U.S. officials have reported that a prominent Al Qaeda member has been killed in a 2017 air strike.
Ibrahim al-Asiri, who is said to be the chief bomb maker for Al Qaeda, was confirmed to be dead as a result of a U.S. drone strike in Yemen, the Associated Press reported Friday. A U.S. drone strike hit al-Asiri and several others as they stood beside a car.
Yemeni officials confirmed al-Asiri’s death, along with the two to four of his associates. A tribal leader with connections to Al Qaeda also confirmed the death. Both officials were not authorized to comment on the matter, and spoke anonymously to AP.
U.S. officials are confident that al Qaeda’s chief bomb maker, Ibrahim al-Asiri, has been killed by an American drone strike in Yemen, CBS News has learned.
A former intel. official called him “probably the most sophisticated bomb maker on the planet.”
— CBS Evening News (@CBSEveningNews) August 20, 2018
It’s unclear when, exactly, the drone strike occurred. A United Nations report released this week said that al-Asiri may have been killed in late 2017. The report also said that Al Qaeda’s global network “continues to show resilience,” citing the strength of its affiliates and allies.
He was considered one of the most-wanted militants by the U.S. He is said to have evaded several air strikes in the past.
Al-Asiri was said to be the individual who crafted the bomb used by Umar Farouk Abdulmutallab in the 2009 underwear bombing plot. Abdulmutallab, a Nigerian man, attempted to detonate the bomb while over Detroit aboard a passenger plane.
Al-Asiri is also said to have crafted the devices found hidden in printer cartridges on cargo planes in 2010. He was a powerful component of Al Qaeda’s strikes on western targets, and his loss is said to have dealt a blow to their striking capabilities. Al Qaeda is already strained over losing several top figures in air strikes over the past few years.

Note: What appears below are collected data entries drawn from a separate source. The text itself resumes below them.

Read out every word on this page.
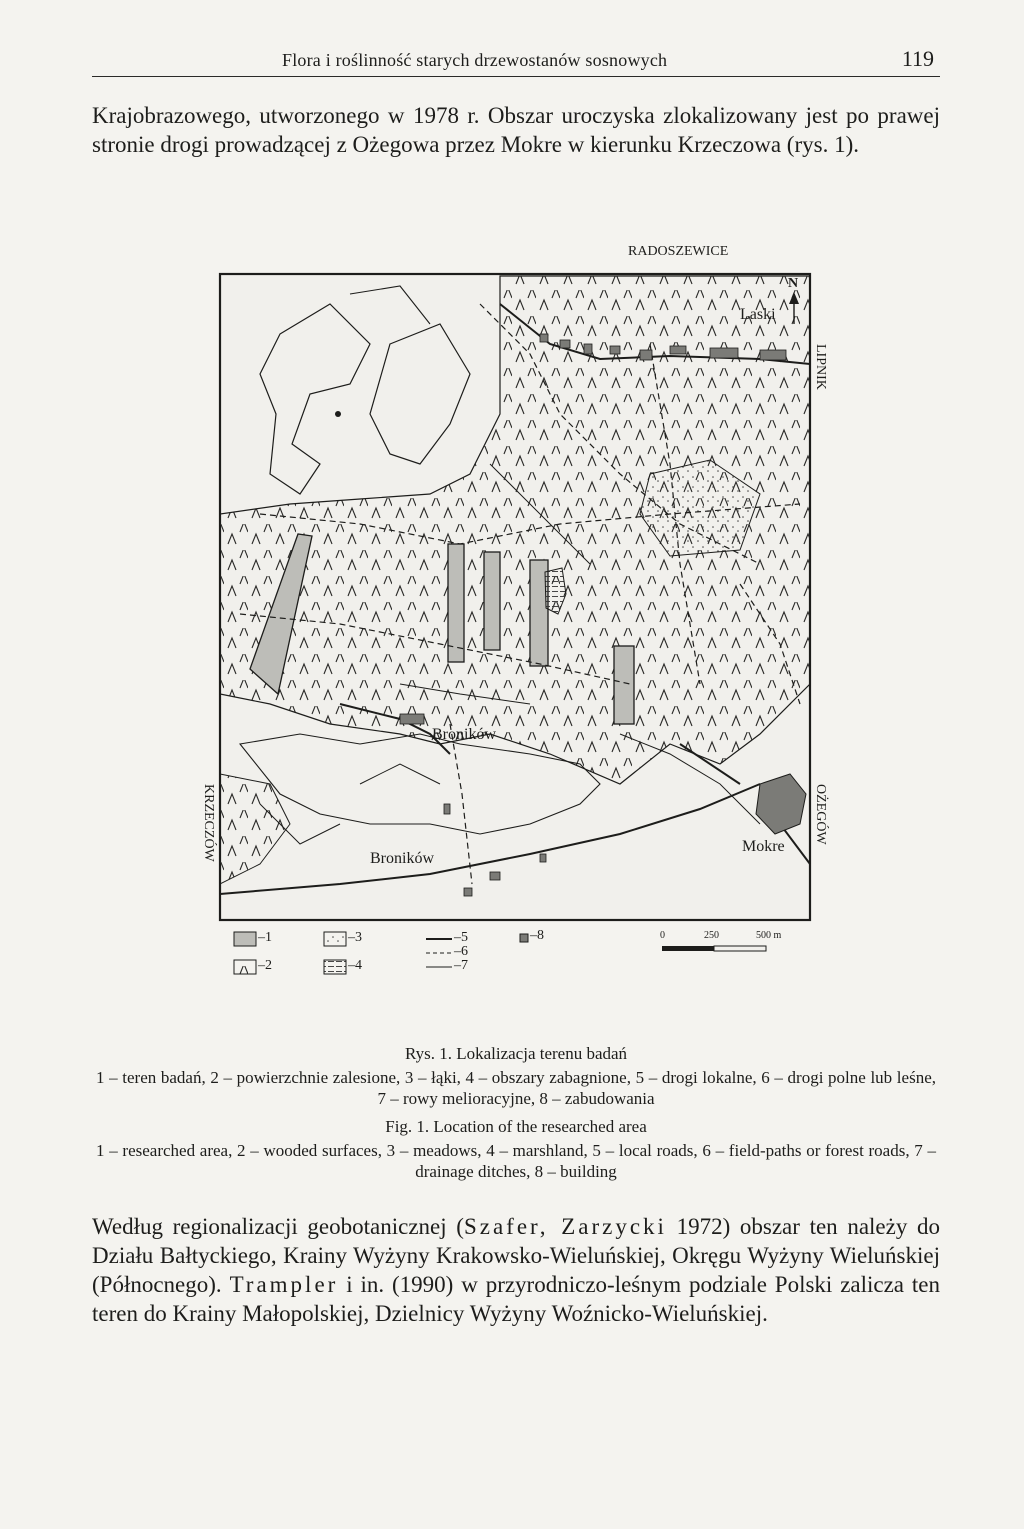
Flora i roślinność starych drzewostanów sosnowych	119

Krajobrazowego, utworzonego w 1978 r. Obszar uroczyska zlokalizowany jest po prawej stronie drogi prowadzącej z Ożegowa przez Mokre w kierunku Krzeczowa (rys. 1).

RADOSZEWICE
N
Laski
LIPNIK
Broników
Broników
Mokre
OŻEGÓW
KRZECZÓW
–1
–2
–3
–4
–5
–6
–7
–8	0	250	500 m

Rys. 1. Lokalizacja terenu badań

1 – teren badań, 2 – powierzchnie zalesione, 3 – łąki, 4 – obszary zabagnione, 5 – drogi lokalne, 6 – drogi polne lub leśne, 7 – rowy melioracyjne, 8 – zabudowania

Fig. 1. Location of the researched area

1 – researched area, 2 – wooded surfaces, 3 – meadows, 4 – marshland, 5 – local roads, 6 – field-paths or forest roads, 7 – drainage ditches, 8 – building

Według regionalizacji geobotanicznej (Szafer, Zarzycki 1972) obszar ten należy do Działu Bałtyckiego, Krainy Wyżyny Krakowsko-Wieluńskiej, Okręgu Wyżyny Wieluńskiej (Północnego). Trampler i in. (1990) w przyrodniczo-leśnym podziale Polski zalicza ten teren do Krainy Małopolskiej, Dzielnicy Wyżyny Woźnicko-Wieluńskiej.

U.S. intelligence officials believed al-Asiri was developing bombs hidden in laptops and other mobile devices, leading the Transportation Security Administration to ban them on flights from Europe and the Middle East to the U.S. in 2014. Al-Asiri was believed to be improving his bomb designs until he found a way for his devices to evade airport security.
In 2009, Al-Asiri reportedly hid one of his explosives inside his younger brother’s clothes in an effort to assassinate Saudi Arabian interior minister Mohammed bin Nayef. The brother died in the explosion, and wounded a major U.S. counterterrorism ally.
The last known word from al-Asiri came in the form of an audio message in 2016, which contained a threat to the U.S. and Saudi Arabia following the death of 47 Al Qaeda suspects. It was considered one of the largest mass killings since 1980.
Al Qaeda militants in Yemen was considered one of the most dangerous branches of the terrorist group as a result to al-Asiri’s bomb-making capabilities. The U.S. posted an offer in 2014 of $5 million for any information leading to his arrest.